Glycation is a common form of non-enzymatic modification that influences the properties of proteins. Although occurrence of protein glycation in food is known for several years, qualitative and quantitative analysis of its reaction products is still a challenging task. Our attention was focused on monitoring of changes in the glycation degree of protein Z, one of the most important protein components of barley malt that influences the properties of beer. The modification during the malting period was studied by a combination of gel electrophoresis, liquid chromatography and mass spectrometry. Water soluble proteins were extracted from barley grains at different times of malting and separated by gel electrophoresis. Protein Z was clearly identified in the band at a position of about 43 kDa and further studied by MS with matrix-assisted laser desorption/ionization technique in detail.

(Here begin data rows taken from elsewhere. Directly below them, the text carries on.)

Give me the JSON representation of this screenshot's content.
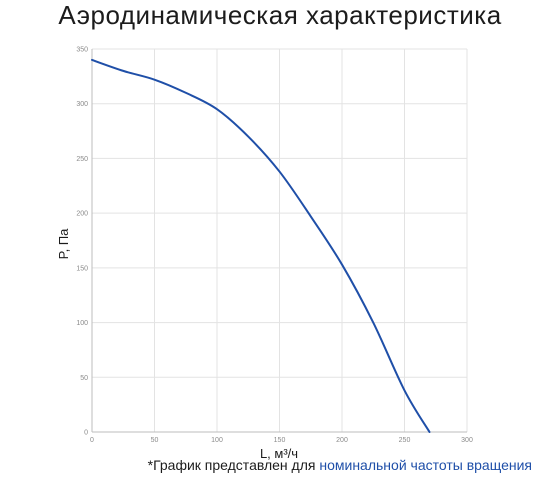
{
  "title": "Аэродинамическая характеристика",
  "footnote": {
    "prefix": "*График представлен для ",
    "highlight": "номинальной частоты вращения"
  },
  "colors": {
    "curve": "#1f4fa8",
    "grid": "#e3e3e3",
    "tick": "#8a8a8a",
    "highlight": "#1f4fa8"
  },
  "chart_data": {
    "type": "line",
    "xlabel": "L, м³/ч",
    "ylabel": "P, Па",
    "xlim": [
      0,
      300
    ],
    "ylim": [
      0,
      350
    ],
    "x_ticks": [
      0,
      50,
      100,
      150,
      200,
      250,
      300
    ],
    "y_ticks": [
      0,
      50,
      100,
      150,
      200,
      250,
      300,
      350
    ],
    "grid": true,
    "series": [
      {
        "x": [
          0,
          25,
          50,
          75,
          100,
          125,
          150,
          175,
          200,
          225,
          250,
          270
        ],
        "y": [
          340,
          330,
          322,
          310,
          295,
          270,
          238,
          197,
          153,
          100,
          38,
          0
        ]
      }
    ]
  }
}
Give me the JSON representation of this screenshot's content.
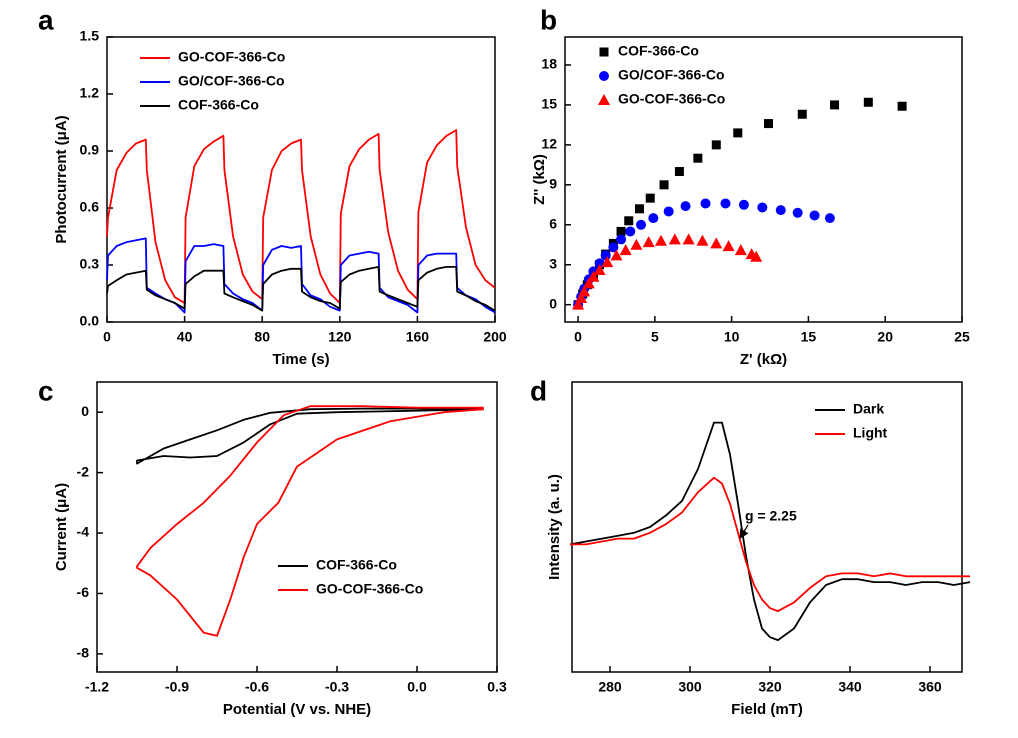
{
  "chart_data": [
    {
      "type": "line",
      "panel": "a",
      "xlabel": "Time (s)",
      "ylabel": "Photocurrent (μA)",
      "xlim": [
        0,
        200
      ],
      "ylim": [
        0,
        1.5
      ],
      "xticks": [
        0,
        40,
        80,
        120,
        160,
        200
      ],
      "yticks": [
        {
          "value": 0,
          "label": "0.0"
        },
        0.3,
        0.6,
        0.9,
        1.2,
        1.5
      ],
      "x": [
        0,
        0.5,
        5,
        10,
        15,
        20,
        20.5,
        25,
        30,
        35,
        40,
        40.5,
        45,
        50,
        55,
        60,
        60.5,
        65,
        70,
        75,
        80,
        80.5,
        85,
        90,
        95,
        100,
        100.5,
        105,
        110,
        115,
        120,
        120.5,
        125,
        130,
        135,
        140,
        140.5,
        145,
        150,
        155,
        160,
        160.5,
        165,
        170,
        175,
        180,
        180.5,
        185,
        190,
        195,
        200
      ],
      "series": [
        {
          "name": "GO-COF-366-Co",
          "color": "#ff0000",
          "values": [
            0.45,
            0.55,
            0.8,
            0.89,
            0.94,
            0.96,
            0.8,
            0.42,
            0.22,
            0.13,
            0.1,
            0.55,
            0.82,
            0.91,
            0.95,
            0.98,
            0.8,
            0.45,
            0.25,
            0.16,
            0.12,
            0.55,
            0.8,
            0.9,
            0.94,
            0.96,
            0.8,
            0.45,
            0.25,
            0.15,
            0.1,
            0.57,
            0.82,
            0.91,
            0.96,
            0.99,
            0.8,
            0.47,
            0.27,
            0.17,
            0.12,
            0.58,
            0.84,
            0.93,
            0.98,
            1.01,
            0.82,
            0.5,
            0.3,
            0.22,
            0.18
          ]
        },
        {
          "name": "GO/COF-366-Co",
          "color": "#0000ff",
          "values": [
            0.22,
            0.35,
            0.4,
            0.42,
            0.43,
            0.44,
            0.18,
            0.15,
            0.12,
            0.1,
            0.05,
            0.32,
            0.4,
            0.4,
            0.41,
            0.4,
            0.2,
            0.15,
            0.12,
            0.1,
            0.06,
            0.3,
            0.38,
            0.4,
            0.39,
            0.4,
            0.2,
            0.14,
            0.12,
            0.08,
            0.06,
            0.3,
            0.35,
            0.36,
            0.37,
            0.36,
            0.18,
            0.13,
            0.11,
            0.09,
            0.05,
            0.3,
            0.35,
            0.36,
            0.36,
            0.36,
            0.18,
            0.14,
            0.12,
            0.08,
            0.05
          ]
        },
        {
          "name": "COF-366-Co",
          "color": "#000000",
          "values": [
            0.15,
            0.19,
            0.22,
            0.25,
            0.26,
            0.27,
            0.17,
            0.14,
            0.12,
            0.1,
            0.07,
            0.2,
            0.24,
            0.27,
            0.27,
            0.27,
            0.15,
            0.13,
            0.11,
            0.09,
            0.06,
            0.2,
            0.25,
            0.27,
            0.28,
            0.28,
            0.16,
            0.13,
            0.11,
            0.1,
            0.07,
            0.21,
            0.25,
            0.27,
            0.28,
            0.29,
            0.16,
            0.14,
            0.12,
            0.1,
            0.08,
            0.22,
            0.26,
            0.28,
            0.29,
            0.29,
            0.16,
            0.14,
            0.11,
            0.09,
            0.06
          ]
        }
      ]
    },
    {
      "type": "scatter",
      "panel": "b",
      "xlabel": "Z' (kΩ)",
      "ylabel": "Z'' (kΩ)",
      "xlim": [
        -0.85,
        25
      ],
      "ylim": [
        -1.3,
        20.1
      ],
      "xticks": [
        0,
        5,
        10,
        15,
        20,
        25
      ],
      "yticks": [
        0,
        3,
        6,
        9,
        12,
        15,
        18
      ],
      "series": [
        {
          "name": "COF-366-Co",
          "color": "#000000",
          "marker": "square",
          "x": [
            0,
            0.3,
            0.6,
            1,
            1.4,
            1.8,
            2.3,
            2.8,
            3.3,
            4,
            4.7,
            5.6,
            6.6,
            7.8,
            9,
            10.4,
            12.4,
            14.6,
            16.7,
            18.9,
            21.1
          ],
          "values": [
            0,
            0.8,
            1.5,
            2.3,
            3,
            3.8,
            4.6,
            5.5,
            6.3,
            7.2,
            8,
            9,
            10,
            11,
            12,
            12.9,
            13.6,
            14.3,
            15,
            15.2,
            14.9
          ]
        },
        {
          "name": "GO/COF-366-Co",
          "color": "#0000ff",
          "marker": "circle",
          "x": [
            0,
            0.2,
            0.4,
            0.7,
            1,
            1.4,
            1.8,
            2.3,
            2.8,
            3.4,
            4.1,
            4.9,
            5.9,
            7,
            8.3,
            9.6,
            10.8,
            12,
            13.2,
            14.3,
            15.4,
            16.4
          ],
          "values": [
            0,
            0.6,
            1.2,
            1.9,
            2.5,
            3.1,
            3.7,
            4.3,
            4.9,
            5.5,
            6,
            6.5,
            7,
            7.4,
            7.6,
            7.6,
            7.5,
            7.3,
            7.1,
            6.9,
            6.7,
            6.5
          ]
        },
        {
          "name": "GO-COF-366-Co",
          "color": "#ff0000",
          "marker": "triangle",
          "x": [
            0,
            0.2,
            0.4,
            0.7,
            1,
            1.4,
            1.9,
            2.5,
            3.1,
            3.8,
            4.6,
            5.4,
            6.3,
            7.2,
            8.1,
            9,
            9.8,
            10.6,
            11.3,
            11.6
          ],
          "values": [
            0,
            0.5,
            1,
            1.6,
            2.1,
            2.6,
            3.2,
            3.7,
            4.1,
            4.5,
            4.7,
            4.8,
            4.9,
            4.9,
            4.8,
            4.6,
            4.4,
            4.1,
            3.8,
            3.6
          ]
        }
      ]
    },
    {
      "type": "line",
      "panel": "c",
      "xlabel": "Potential (V vs. NHE)",
      "ylabel": "Current (μA)",
      "xlim": [
        -1.2,
        0.3
      ],
      "ylim": [
        -8.6,
        1.0
      ],
      "xticks": [
        -1.2,
        -0.9,
        -0.6,
        -0.3,
        {
          "value": 0,
          "label": "0.0"
        },
        0.3
      ],
      "yticks": [
        0,
        -2,
        -4,
        -6,
        -8
      ],
      "series": [
        {
          "name": "COF-366-Co",
          "color": "#000000",
          "x": [
            0.25,
            0,
            -0.3,
            -0.45,
            -0.55,
            -0.65,
            -0.75,
            -0.85,
            -0.95,
            -1.05,
            -1.05,
            -0.95,
            -0.85,
            -0.75,
            -0.65,
            -0.55,
            -0.4,
            -0.2,
            0,
            0.25
          ],
          "values": [
            0.1,
            0.05,
            0,
            -0.05,
            -0.4,
            -1.0,
            -1.45,
            -1.5,
            -1.45,
            -1.6,
            -1.7,
            -1.2,
            -0.9,
            -0.6,
            -0.25,
            -0.02,
            0.1,
            0.12,
            0.12,
            0.1
          ]
        },
        {
          "name": "GO-COF-366-Co",
          "color": "#ff0000",
          "x": [
            0.25,
            0.1,
            -0.1,
            -0.3,
            -0.45,
            -0.52,
            -0.6,
            -0.65,
            -0.7,
            -0.75,
            -0.8,
            -0.9,
            -1.0,
            -1.05,
            -1.05,
            -1.0,
            -0.9,
            -0.8,
            -0.7,
            -0.6,
            -0.5,
            -0.4,
            -0.2,
            0,
            0.25
          ],
          "values": [
            0.1,
            0,
            -0.3,
            -0.9,
            -1.8,
            -3.0,
            -3.7,
            -4.8,
            -6.2,
            -7.4,
            -7.3,
            -6.2,
            -5.4,
            -5.15,
            -5.1,
            -4.5,
            -3.7,
            -3.0,
            -2.1,
            -1.0,
            -0.1,
            0.2,
            0.2,
            0.15,
            0.15
          ]
        }
      ]
    },
    {
      "type": "line",
      "panel": "d",
      "xlabel": "Field (mT)",
      "ylabel": "Intensity (a. u.)",
      "annotation": "g = 2.25",
      "xlim": [
        270.5,
        368
      ],
      "ylim": [
        0,
        100
      ],
      "xticks": [
        280,
        300,
        320,
        340,
        360
      ],
      "x": [
        270,
        274,
        278,
        282,
        286,
        290,
        294,
        298,
        302,
        306,
        308,
        310,
        312,
        314,
        316,
        318,
        320,
        322,
        326,
        330,
        334,
        338,
        342,
        346,
        350,
        354,
        358,
        362,
        366,
        370
      ],
      "series": [
        {
          "name": "Dark",
          "color": "#000000",
          "values": [
            44,
            45,
            46,
            47,
            48,
            50,
            54,
            59,
            70,
            86,
            86,
            75,
            58,
            40,
            25,
            15,
            12,
            11,
            15,
            24,
            30,
            32,
            32,
            31,
            31,
            30,
            31,
            31,
            30,
            31
          ]
        },
        {
          "name": "Light",
          "color": "#ff0000",
          "values": [
            44,
            44,
            45,
            46,
            46,
            48,
            51,
            55,
            62,
            67,
            65,
            58,
            48,
            38,
            30,
            25,
            22,
            21,
            24,
            29,
            33,
            34,
            34,
            33,
            34,
            33,
            33,
            33,
            33,
            33
          ]
        }
      ]
    }
  ]
}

From the analysis, we found that protein Z glycation is detectable from the second day of malting. The glycated peptide was observed as a weak signal of m/z 2,619 in the MS spectrum. To confirm the presence of glycation, the MS/MS experiments of both unmodified (m/z 2,457) and modified peptides (m/z 2,619) were carried out. We successfully established a procedure based on the monitoring of glycated peptides in positive reflectron mode to monitor the progress of malting using protein Z as a model protein that might be a potential marker reflecting this technological process. We also demonstrated the high suitability of MS/MS analyses to provide more structural information on peptide modifications.